You wanna watch a player take over a game? Let’s watch Tennessee Titans defensive tackle Jeffery Simmons against the Minnesota Vikings early in the 2020 season. Here are just *some* of the highlights.
Now, admittedly, Dakota Dozier (78) isn’t the best guard that the NFL has ever seen—but he was still the full-season starter for the Vikings. I mention that because it’s easy to assume Simmons ended his career off of these clips.
At Mississippi State, Simmons’ size, power, and explosiveness detailed a first-round player. But draft stock doesn’t end at the field’s edge. Teams did their homework on a malicious mischief charge from Simmons’ senior year in high school, when he was caught on video striking a woman. As front offices weighed Simmons’ character now out of college, as well as the effects of a pre-draft ACL tear, it was tough to determine if Simmons would really be a first-round selection.
The Titans took that risk (as they have often done with early picks under general manager Jon Robinson), and Simmons is truly paying off for them. He’s a wrecking ball of a penetrator who is at his best when asked to play free and quick in one gap. Even when he gets combo blocks and misdirection, he’s so disruptive and powerful that the ricochets of his collisions can disrupt blocking schemes and affect running back timing. Simmons really just blows stuff up in the running game, and as a pass-rusher, can immediately affect pocket integrity in similar ways.
One of the complaints about Simmons coming out of college was his inability to finish those plays that he disrupts, and that remains a problem in the pros. Simmons gets so oriented on vertical push and beating his block that he will work beyond an impactful level, settling with finishing near the quarterback and failing to bring him down.

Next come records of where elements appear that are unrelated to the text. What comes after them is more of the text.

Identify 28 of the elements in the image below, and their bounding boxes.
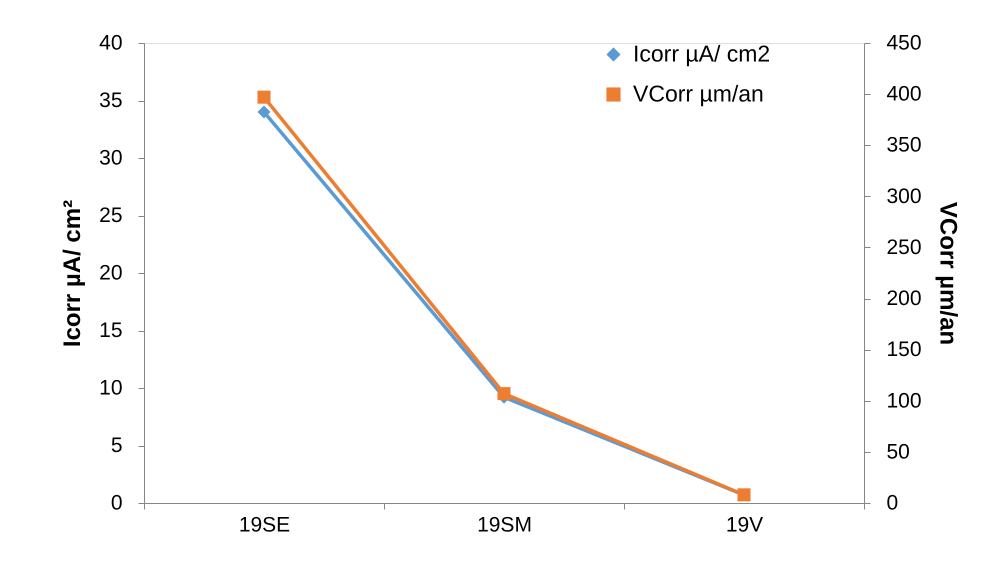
y-tick-label: 5 [110,434,122,457]
y2-tick-label: 450 [886,32,922,54]
y2-tick-label: 300 [886,184,922,208]
y2-tick-label: 0 [886,492,898,514]
y-tick-label: 35 [99,89,122,112]
y-axis-title: Icorr µA/ cm² [59,200,86,348]
x-tick-label: 19SM [477,514,532,536]
y2-tick-label: 200 [886,287,922,310]
legend-label: Icorr µA/ cm2 [633,40,770,66]
y2-axis-title: VCorr µm/an [934,202,962,346]
y-tick-label: 30 [99,146,122,170]
point [497,387,511,400]
y-tick-label: 15 [99,319,122,342]
y2-tick-label: 400 [886,82,922,106]
y-tick-label: 0 [110,492,122,514]
point [257,90,271,104]
y2-tick-label: 50 [886,440,910,464]
x-tick-label: 19V [726,514,764,536]
y-tick-label: 20 [99,262,122,284]
y2-tick-label: 350 [886,134,922,157]
y2-tick-label: 250 [886,236,922,259]
x-tick-label: 19SE [238,514,290,536]
y-tick-label: 40 [99,32,122,54]
y-tick-label: 25 [99,204,122,227]
legend-label: VCorr µm/an [633,80,764,106]
y2-tick-label: 100 [886,389,922,412]
y-tick-label: 10 [99,376,122,400]
y2-tick-label: 150 [886,338,922,362]
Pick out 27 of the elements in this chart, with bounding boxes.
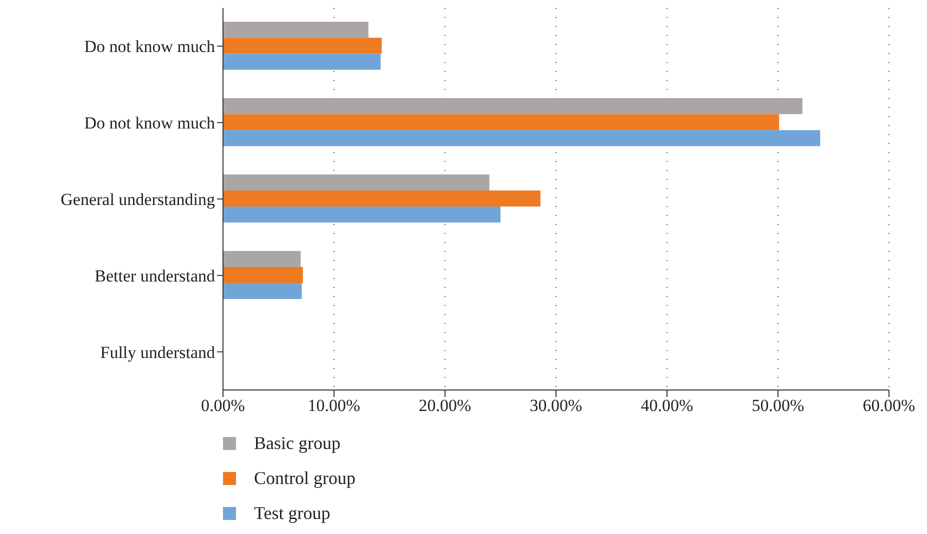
bar	[223, 174, 490, 191]
x-tick-label: 60.00%	[862, 396, 916, 416]
x-tick-label: 40.00%	[640, 396, 694, 416]
bar	[223, 282, 302, 299]
bar	[223, 130, 820, 146]
bar	[223, 38, 382, 54]
bar	[223, 22, 368, 38]
y-tick-label: General understanding	[60, 190, 216, 210]
y-tick-label: Fully understand	[100, 342, 216, 362]
bar	[223, 114, 780, 130]
legend-label: Control group	[254, 468, 356, 488]
x-tick-label: 20.00%	[418, 396, 472, 416]
legend-label: Test group	[254, 502, 330, 524]
bar	[223, 266, 303, 283]
x-tick-label: 10.00%	[308, 396, 360, 416]
y-tick-label: Do not know much	[84, 114, 216, 133]
x-tick-label: 30.00%	[530, 396, 582, 416]
bar	[223, 250, 301, 267]
legend-label: Basic group	[254, 432, 340, 454]
x-tick-label: 50.00%	[752, 396, 804, 416]
bar	[223, 206, 500, 223]
bar	[223, 54, 381, 70]
bar	[223, 190, 540, 207]
bar	[223, 98, 802, 114]
y-tick-label: Better understand	[94, 266, 216, 286]
y-tick-label: Do not know much	[84, 37, 216, 56]
x-tick-label: 0.00%	[201, 396, 245, 416]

Playing with a better sense of control and pacing is not an uncommon complaint and necessity for young players, especially ones who play such a physical game as Simmons. But within the structure of the Titans defense, it can be problematic. The Titans two-gap a fair bit on the interior, and when they work with two down linemen, Simmons is playing a 2-technique over the guard. That requires a lot of discipline and technique to keep ‘backers clean; a lot of patience and timing to play multiple gaps. Sometimes Simmons struggles there.
Even as the Titans put Simmons into a slower role across the 2020 season as they hunted for any saving grace on offense, Simmons also just started to slow down himself. It was a weird season for a lot of players with COVID-19 protocols, abbreviated camp, and practice restrictions, but Simmons really seemed to fade down the stretch. He took fewer than 80% of the snaps in five of his last six games, after only coming below that number once all season previous; eight of his 11 QB hits came in the first six games of the season, even as pressure numbers stayed pretty consistent. He just seemed a little bit tired, and maybe a little bit frustrated with his role.
Conditioning is an underrated part of evaluating defensive tackles, and while I don’t think Simmons wasn’t fit—he’s clearly a great athlete—he just seemed to lose some of his fire across the season. There are a lot of explanations for that, and the easiest one is: “The Titans defense was bad, and it’s frustrating playing on a bad defense.” Hopefully, with better defensive talent in 2021, Simmons will be left in a role that maximizes him, which will spell more dominance for long stretches.
But all in all, few defensive tackles present the same physical challenge that Simmons does on a weekly basis. Simmons’ ascension beyond that of just “occasional homewrecker” is conditional on his continued growth in finishing his plays, but just a better defensive bullpen around him would do wonders in converting his disruption into actionable wins for the Tennessee defense. Lord knows they need it.